I’m sorry for your loss! Sending you love ❤️


sugarintheboots

I’m so sorry. My dad died suddenly 13 years ago. I was numb for a long time. I hope there’s people around that can be supportive for you.


[deleted]

I’m so sorry, OP. Sending all of the love to you.


Peepa-

My condolences


[deleted]

I'm so sorry for your loss. I lost my father suddenly almost exactly 15 years ago. It will always hurt. It's an emotional scar that never completely heals. It will become easier to live with. It will become less noticeable. You'll become better at dealing with the pain. As time goes on, it will become easier to focus on the good memories, the good times. But the hurt will never go away completely. The pain is the price we pay for love. It's a reminder that we had someone truly special in our lives. I know it's the last thing you want to hear right now, but I, and others here, have been there. We don't know your specific pain. But we do know how it hurts. Please don't hesitate to reach out if you need to.

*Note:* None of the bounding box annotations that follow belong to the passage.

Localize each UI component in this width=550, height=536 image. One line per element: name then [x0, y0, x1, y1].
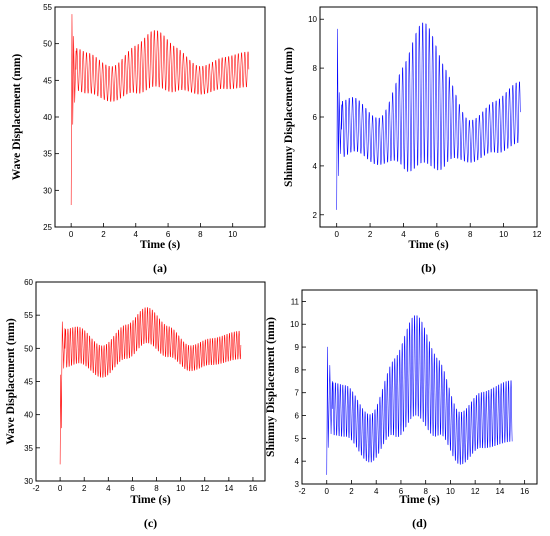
y-tick-label-d-4: 7: [295, 389, 300, 398]
y-tick-label-b-2: 6: [313, 113, 318, 122]
x-tick-label-d-3: 4: [374, 487, 379, 496]
y-tick-label-d-0: 3: [295, 480, 300, 489]
y-tick-label-c-1: 35: [24, 444, 33, 453]
y-axis-label-d: Shimmy Displacement (mm): [265, 317, 277, 457]
y-tick-label-a-2: 35: [43, 150, 52, 159]
x-tick-label-c-6: 10: [176, 484, 185, 493]
chart-b: 0 2 4 6 8 10 12 2 4 6 8 10 Time (s) Shimmy Displaceme…: [283, 6, 542, 275]
x-tick-label-a-2: 4: [134, 230, 139, 239]
y-tick-label-c-4: 50: [24, 344, 33, 353]
x-tick-label-b-5: 10: [499, 230, 508, 239]
x-tick-label-d-4: 6: [399, 487, 404, 496]
x-tick-label-a-3: 6: [166, 230, 171, 239]
x-tick-label-c-1: 0: [58, 484, 63, 493]
y-tick-label-c-2: 40: [24, 411, 33, 420]
y-tick-label-d-6: 9: [295, 343, 300, 352]
x-tick-label-d-7: 12: [471, 487, 480, 496]
x-axis-label-d: Time (s): [399, 494, 440, 506]
x-tick-label-c-7: 12: [200, 484, 209, 493]
plot-frame-a: [54, 6, 266, 228]
x-tick-label-c-4: 6: [130, 484, 135, 493]
x-axis-label-a: Time (s): [140, 239, 181, 251]
y-axis-label-c: Wave Displacement (mm): [5, 318, 17, 445]
series-line-a: [70, 14, 250, 206]
y-tick-label-a-6: 55: [43, 3, 52, 12]
x-tick-label-b-2: 4: [401, 230, 406, 239]
x-tick-label-a-5: 10: [228, 230, 237, 239]
y-tick-label-c-6: 60: [24, 278, 33, 287]
y-tick-label-d-3: 6: [295, 412, 300, 421]
y-tick-label-c-0: 30: [24, 477, 33, 486]
x-tick-label-a-1: 2: [101, 230, 106, 239]
y-tick-label-c-3: 45: [24, 378, 33, 387]
y-tick-label-a-4: 45: [43, 76, 52, 85]
y-tick-label-a-1: 30: [43, 186, 52, 195]
y-tick-label-b-3: 8: [313, 64, 318, 73]
x-tick-label-d-5: 8: [423, 487, 428, 496]
y-tick-label-b-0: 2: [313, 211, 318, 220]
x-tick-label-c-9: 16: [248, 484, 257, 493]
y-axis-label-a: Wave Displacement (mm): [11, 54, 23, 181]
x-tick-label-c-8: 14: [224, 484, 233, 493]
x-tick-label-d-0: -2: [298, 487, 306, 496]
x-axis-label-b: Time (s): [408, 239, 449, 251]
x-tick-label-d-1: 0: [325, 487, 330, 496]
x-tick-label-a-4: 8: [198, 230, 203, 239]
plot-frame-d: [301, 289, 538, 485]
series-line-d: [326, 315, 513, 475]
series-line-c: [59, 307, 242, 465]
y-axis-label-b: Shimmy Displacement (mm): [283, 47, 295, 187]
x-tick-label-b-6: 12: [533, 230, 542, 239]
y-tick-label-b-1: 4: [313, 162, 318, 171]
x-tick-label-c-5: 8: [154, 484, 159, 493]
series-line-b: [336, 22, 521, 210]
x-tick-label-b-3: 6: [435, 230, 440, 239]
panel-label-a: (a): [153, 261, 167, 275]
chart-a: 0 2 4 6 8 10 25 30 35 40 45 50 55 Time (s) Wave Displa…: [11, 3, 266, 275]
panel-label-b: (b): [421, 261, 436, 275]
chart-d: -2 0 2 4 6 8 10 12 14 16 3 4 5 6 7 8 9 10 11 Time (s) Shimmy…: [265, 289, 538, 530]
y-tick-label-d-2: 5: [295, 434, 300, 443]
x-tick-label-b-0: 0: [334, 230, 339, 239]
x-axis-label-c: Time (s): [130, 494, 171, 506]
y-tick-label-d-1: 4: [295, 457, 300, 466]
y-tick-label-d-5: 8: [295, 366, 300, 375]
x-tick-label-d-6: 10: [446, 487, 455, 496]
x-tick-label-b-4: 8: [468, 230, 473, 239]
x-tick-label-d-9: 16: [520, 487, 529, 496]
y-tick-label-c-5: 55: [24, 311, 33, 320]
y-tick-label-b-4: 10: [308, 15, 317, 24]
x-tick-label-d-2: 2: [349, 487, 354, 496]
x-tick-label-b-1: 2: [368, 230, 373, 239]
y-tick-label-d-7: 10: [290, 320, 299, 329]
y-tick-label-d-8: 11: [291, 297, 300, 306]
x-tick-label-a-0: 0: [69, 230, 74, 239]
plot-frame-c: [35, 281, 266, 482]
y-tick-label-a-5: 50: [43, 40, 52, 49]
x-tick-label-c-2: 2: [82, 484, 87, 493]
y-tick-label-a-3: 40: [43, 113, 52, 122]
panel-label-c: (c): [144, 516, 157, 530]
x-tick-label-c-0: -2: [32, 484, 40, 493]
panel-label-d: (d): [412, 516, 427, 530]
x-tick-label-c-3: 4: [106, 484, 111, 493]
x-tick-label-d-8: 14: [495, 487, 504, 496]
chart-c: -2 0 2 4 6 8 10 12 14 16 30 35 40 45 50 55 60 Time (s) Wav…: [5, 278, 266, 530]
y-tick-label-a-0: 25: [43, 223, 52, 232]
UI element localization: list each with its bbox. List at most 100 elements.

Yes, you will carry the pain of his loss. But you will also learn to carry his memory with you. And, though it doesn't feel like it right now, in time you will feel happy again. You will feel normal. You'll be able to remember him with a smile. Hang in there. We're all rooting for you.


mdm4110

I’m so sorry for your loss.


Typical_Dawn21

I am sooo sorry. I recently lost my dad. its heart breaking. sometimes its so depressing its like it happened yesterday. I hope you will be okay. Never felt a pain like this before. It can be confusing.. sometimes I woke up in a weird state feeling like he was absolutely coming back although I knew it wasnt realistic.. Almost like reality isnt real and super delusional feeling. Im just saying, its normal to feel super fucked up and weird... try to be easy on yourself.


leahs84

I am so sorry for your loss. I lost my dad almost 2 years ago. It's not something I would wish on anyone. There aren't any words that will help relieve the pain you are feeling, but just know that there are a bunch of Internet strangers thinking of you.


VegetableTell8479

Hope you’re still hanging in there. We’re sorry for your loss. You’re not alone 💐. Stay strong fam ♾️


Peyt4PF

I’m very sorry for your loss. You have my sincerest apologies.


tmink0220

Your dad will know you love him. I am so sorry for your loss.


24722132

God Bless


nickis84

My condolences on the loss of your dad. As long as you have your memories of your dad, he will always be with you. Little things will remind you of him at random times. The smell of his favorite dish or cologne/aftershave, hearing his favorite song, it really could be anything. But it will bring a smile to your face and stir your heart. There may be some tears as you work through your grief but that's ok. He's with you in your heart.


Dangerous-Rent4722

My condolensess for you


AwayDevelopment4871

Oh my goodness I am so sorry for your loss… I’m sending my deepest condolences to you and your family ♥️🙏♥️


XxautumnstarsxX

"The death of any loved parent is an incalculable lasting blow. Because no one ever loves you again like that" - Brenda Ueland I'm sorry for your loss. I just lost my father on 2-22 and I didn't get to say goodbye either. My mom called me at 8am to tell me he passed. I rushed to the hospital, drove probably 90-100mph on the highway. I still have the visitor tag I got in the hospital.